一見価値はなさそうに見えるただの古い物を、鑑定してお宝をさがすという番組がやっていたが、今でもその番組はあるのだろうか。つい先日も何かのバラエティ番組で、同じような内容の海外番組を紹介していて、思わぬ物が超高額になり、鑑定依頼者が大喜びするという場面を見たが、うちに代々伝わるこの金庫にも、そんな幸運がやってこないかと、私は密かに期待していた。
代々伝わると言えば聞こえがいいが、ただ捨てるに捨てられなかったので、今日までこの家に残っているだけだ。
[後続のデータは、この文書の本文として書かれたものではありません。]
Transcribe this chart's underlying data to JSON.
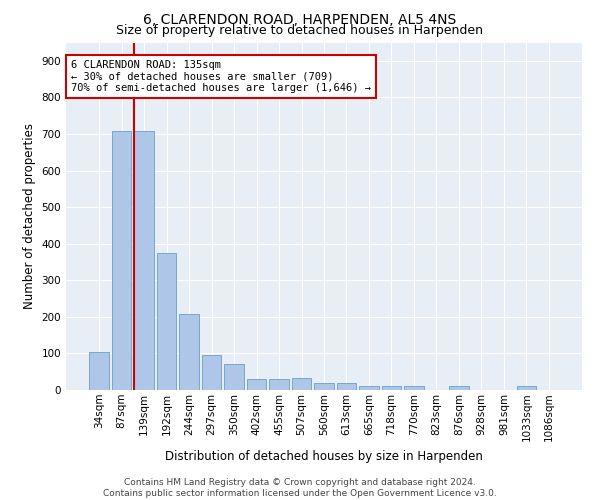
{
  "title": "6, CLARENDON ROAD, HARPENDEN, AL5 4NS",
  "subtitle": "Size of property relative to detached houses in Harpenden",
  "xlabel": "Distribution of detached houses by size in Harpenden",
  "ylabel": "Number of detached properties",
  "footnote1": "Contains HM Land Registry data © Crown copyright and database right 2024.",
  "footnote2": "Contains public sector information licensed under the Open Government Licence v3.0.",
  "categories": [
    "34sqm",
    "87sqm",
    "139sqm",
    "192sqm",
    "244sqm",
    "297sqm",
    "350sqm",
    "402sqm",
    "455sqm",
    "507sqm",
    "560sqm",
    "613sqm",
    "665sqm",
    "718sqm",
    "770sqm",
    "823sqm",
    "876sqm",
    "928sqm",
    "981sqm",
    "1033sqm",
    "1086sqm"
  ],
  "values": [
    103,
    707,
    707,
    375,
    207,
    96,
    72,
    30,
    30,
    32,
    20,
    20,
    10,
    10,
    10,
    0,
    10,
    0,
    0,
    10,
    0
  ],
  "bar_color": "#aec6e8",
  "bar_edge_color": "#6a9fc8",
  "vline_color": "#cc0000",
  "vline_x_index": 2,
  "annotation_text_line1": "6 CLARENDON ROAD: 135sqm",
  "annotation_text_line2": "← 30% of detached houses are smaller (709)",
  "annotation_text_line3": "70% of semi-detached houses are larger (1,646) →",
  "annotation_box_facecolor": "#ffffff",
  "annotation_box_edgecolor": "#cc0000",
  "ylim": [
    0,
    950
  ],
  "yticks": [
    0,
    100,
    200,
    300,
    400,
    500,
    600,
    700,
    800,
    900
  ],
  "fig_facecolor": "#ffffff",
  "axes_facecolor": "#e8eef5",
  "grid_color": "#ffffff",
  "title_fontsize": 10,
  "subtitle_fontsize": 9,
  "axis_label_fontsize": 8.5,
  "tick_fontsize": 7.5,
  "annotation_fontsize": 7.5,
  "footnote_fontsize": 6.5
}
きっと昔であれば、金庫を捨てる手間さえ惜しまなければ、簡単に捨てられたのではないだろうか。近年では30センチ以上の金属物は粗大ゴミとみなされるし、さすが金庫だけあり、すごく重い。父から私の代に変わる際、家を改築したのだが、その時も運搬業者さん泣かせの家具だった。そしてこの金庫、父のそのまた父の代から、鍵がない。だから、ずっと開けられることがなく、何かを出すこともしまうこともできない、無用の長物とも言える金庫だった。
しかし今回、初めて鍵の専門業者を呼び、この金庫を開けてもらうことになった。お宝鑑定番組を探すよりも、もっと身近に良い業者がいると、弟が鍵の業者を連れてきてくれたのだ。私もそうだが、弟も小さいときから、この金庫にはどんなお宝が眠っているのだろうと、期待していたらしい。業者に見てもらうと、さぞ古く開けるのには苦労をするであろうと予想していたうちの金庫は、大した道具も時間もかからず、いとも簡単に開いてしまった。業者曰く、古いので鍵のしくみも簡単だったらしく、保存状態が良かったために汚れや錆もなかったので、すぐに開いたということだった。
そして中から出てきたものは、とても大きな金庫の中から、たった1点。古ぼけた扇子1つだった。特に凝った装飾がほどこされたわけでもない扇子は、一目であまり価値がないように思われた。